ECLI:NL:HR:2010:BM6919
Hoge Raad
- Cassatie
- F.H. Koster
- B.C. de Savornin Lohman
- M.A. Loth
- Rechtspraak.nl
Cassatie in een zedenzaak met betrekking tot middelen van cassatie
In deze zaak gaat het om een cassatieberoep tegen een arrest van het Gerechtshof te 's-Hertogenbosch, dat op 28 april 2009 is gewezen in de strafzaak tegen een verdachte, geboren in 1952. De verdachte was ten tijde van de betekening van de aanzegging gedetineerd in de Penitentiaire Inrichting 'Achterhoek, locatie Lunette' te Zutphen. Het beroep in cassatie is ingesteld door de verdachte zelf, vertegenwoordigd door zijn advocaat mr. B.Th. Nooitgedagt uit Amsterdam. Deze heeft middelen van cassatie voorgesteld, die zijn opgenomen in een schriftuur die aan het arrest is gehecht.
De Advocaat-Generaal Vegter heeft geconcludeerd tot verwerping van het beroep.
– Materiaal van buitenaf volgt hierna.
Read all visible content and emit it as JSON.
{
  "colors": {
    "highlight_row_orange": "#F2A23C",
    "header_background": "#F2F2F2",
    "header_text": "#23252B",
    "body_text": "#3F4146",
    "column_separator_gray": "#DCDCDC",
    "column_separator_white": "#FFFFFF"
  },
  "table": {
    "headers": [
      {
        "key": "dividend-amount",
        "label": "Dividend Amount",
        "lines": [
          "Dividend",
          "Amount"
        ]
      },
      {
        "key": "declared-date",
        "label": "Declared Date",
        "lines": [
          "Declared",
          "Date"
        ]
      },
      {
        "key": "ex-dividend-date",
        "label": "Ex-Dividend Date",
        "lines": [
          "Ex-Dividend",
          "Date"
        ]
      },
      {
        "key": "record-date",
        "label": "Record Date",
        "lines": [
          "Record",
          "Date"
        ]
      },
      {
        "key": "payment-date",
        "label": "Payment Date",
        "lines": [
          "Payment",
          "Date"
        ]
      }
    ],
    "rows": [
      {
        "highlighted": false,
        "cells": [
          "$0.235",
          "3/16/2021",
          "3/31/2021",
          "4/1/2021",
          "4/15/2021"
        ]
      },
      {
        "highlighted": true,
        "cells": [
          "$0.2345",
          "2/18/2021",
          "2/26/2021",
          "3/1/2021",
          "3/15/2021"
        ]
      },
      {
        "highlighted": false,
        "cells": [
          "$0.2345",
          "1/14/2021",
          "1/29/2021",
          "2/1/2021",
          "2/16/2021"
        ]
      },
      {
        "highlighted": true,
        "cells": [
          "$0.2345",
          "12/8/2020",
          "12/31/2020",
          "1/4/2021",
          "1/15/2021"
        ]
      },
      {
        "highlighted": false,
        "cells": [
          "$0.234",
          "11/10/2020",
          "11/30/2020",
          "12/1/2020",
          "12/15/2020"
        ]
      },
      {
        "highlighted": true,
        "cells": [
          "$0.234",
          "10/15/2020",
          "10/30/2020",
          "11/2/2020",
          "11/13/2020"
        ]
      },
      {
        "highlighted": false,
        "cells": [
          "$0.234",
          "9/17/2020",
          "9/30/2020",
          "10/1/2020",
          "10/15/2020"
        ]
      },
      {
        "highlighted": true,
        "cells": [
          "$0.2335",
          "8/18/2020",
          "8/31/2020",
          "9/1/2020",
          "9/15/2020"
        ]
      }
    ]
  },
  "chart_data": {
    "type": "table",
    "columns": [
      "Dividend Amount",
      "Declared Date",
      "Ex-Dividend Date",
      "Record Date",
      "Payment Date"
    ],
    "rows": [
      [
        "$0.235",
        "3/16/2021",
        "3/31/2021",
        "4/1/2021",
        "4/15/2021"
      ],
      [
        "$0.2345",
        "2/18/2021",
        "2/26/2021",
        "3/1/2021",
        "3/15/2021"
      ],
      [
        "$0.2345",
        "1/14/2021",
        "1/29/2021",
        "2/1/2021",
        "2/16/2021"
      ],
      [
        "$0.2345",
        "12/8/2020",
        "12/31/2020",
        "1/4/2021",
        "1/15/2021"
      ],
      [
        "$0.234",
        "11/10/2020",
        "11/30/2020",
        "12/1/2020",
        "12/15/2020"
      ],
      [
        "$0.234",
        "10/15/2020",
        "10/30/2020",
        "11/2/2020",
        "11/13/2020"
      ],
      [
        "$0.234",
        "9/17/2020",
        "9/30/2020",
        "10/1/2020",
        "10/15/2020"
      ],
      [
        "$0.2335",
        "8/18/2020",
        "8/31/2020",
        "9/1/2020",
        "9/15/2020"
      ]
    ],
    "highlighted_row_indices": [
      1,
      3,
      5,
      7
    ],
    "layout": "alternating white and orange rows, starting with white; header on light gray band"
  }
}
De Hoge Raad heeft de zaak beoordeeld en vastgesteld dat de voorgestelde middelen niet tot cassatie kunnen leiden. Dit is in overeenstemming met artikel 81 van de Wet op de Rechterlijke Organisatie (RO), dat bepaalt dat geen nadere motivering vereist is wanneer de middelen niet nopen tot beantwoording van rechtsvragen die van belang zijn voor de rechtseenheid of de rechtsontwikkeling.
Uiteindelijk heeft de Hoge Raad het beroep verworpen. Het arrest is gewezen door vice-president F.H. Koster als voorzitter, samen met de raadsheren B.C. de Savornin Lohman en M.A. Loth, en is uitgesproken op 7 september 2010.